Using too little oil makes the noodles clump since there's no tomato or cream to loosen them. Stay at the 120ml split or the bowl turns sticky rather than silky. For another easy option, check out our juliet romeo cocktail.
Serving Suggestions
Plate the pasta in warmed shallow bowls so the oil stays liquid at the edges. A spaghetti arrabbiata on the side gives a red-sauce contrast if you're feeding mixed tastes.
Add a simple green salad with lemon dressing to cut the salt. The acid balances the anchovy fat better than a creamy side would.
If you want bread, use plain toasted sourdough to mop the oil. Our sourdough discard bagels are too chewy for this light sauce and fight the texture.
For a drink, a peach lemonade keeps the meal alcohol-free and cuts salt with fruit acid.
Storage and Reheating
Keep leftovers in an airtight container in the fridge for up to 3 days. The oil will solidify when cold, which is normal for olive oil and not a sign of spoilage.

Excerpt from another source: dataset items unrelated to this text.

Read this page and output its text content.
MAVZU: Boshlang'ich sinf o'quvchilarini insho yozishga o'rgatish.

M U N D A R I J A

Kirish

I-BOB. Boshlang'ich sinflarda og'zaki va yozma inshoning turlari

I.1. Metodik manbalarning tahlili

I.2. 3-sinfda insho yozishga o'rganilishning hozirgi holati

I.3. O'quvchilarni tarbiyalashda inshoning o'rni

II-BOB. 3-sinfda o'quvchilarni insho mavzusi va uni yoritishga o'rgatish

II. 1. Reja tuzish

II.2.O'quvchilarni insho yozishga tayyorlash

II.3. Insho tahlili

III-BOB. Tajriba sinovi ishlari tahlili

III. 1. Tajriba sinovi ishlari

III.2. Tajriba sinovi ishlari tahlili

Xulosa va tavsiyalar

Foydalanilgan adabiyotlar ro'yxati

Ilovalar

Reheat in a pan on medium-low heat with 1 tbsp water per portion, tossing until the oil melts and the noodles reach 74°C / 165°F inside. Don't microwave uncovered or the garlic turns sharp.
This dish does not freeze well because the oil separates and the noodles go soft on thaw. Make it fresh rather than batching for the freezer.
Don't leave cooked spaghetti sitting out for more than 2 hours since the oil and starch are a friendly home for bacteria at room temperature.
Recipe Variations
Spicy Calabrian Version
Add 1 tbsp Calabrian chili paste with the anchovies for a fruitier, deeper heat than flakes. The paste carries oil of its own, so drop the starting olive oil by 20ml. Expect a red-tinted sauce with a slow burn that builds after the bite.
Tomato Break Version
Stir in 200g crushed San Marzano tomatoes after the fillets melt and simmer 5 minutes before adding pasta. The acid rounds the salt and gives a saucier bowl closer to a puttanesca without capers. Use less pasta water since the tomato adds moisture.
Vegan-Style Umami Swap
Replace anchovies with 2 tbsp miso thinned in 2 tbsp warm water for a similar salty depth without fish. Miso doesn't melt like fillets, so whisk it in at the end off heat to avoid splitting. The flavor is sweeter and less sharp but still savory enough to carry the garlic.
Cheesy Roman Version
Finish with 40g grated Pecorino Romano at the table for a sharper note than Parmesan. The cheese clumps if added to the hot pan, so toss it in the bowl with a little pasta water. This turns the dairy-free base into a richer, more traditional Roman plate.
Garlic-Lemon Heavy Version
Double the garlic to 8 cloves and add 1 tbsp lemon juice with the zest for a brighter, less fish-forward bowl. The extra acid keeps the anchovy in the background rather than the lead. Good for people who are unsure about strong anchovy flavor.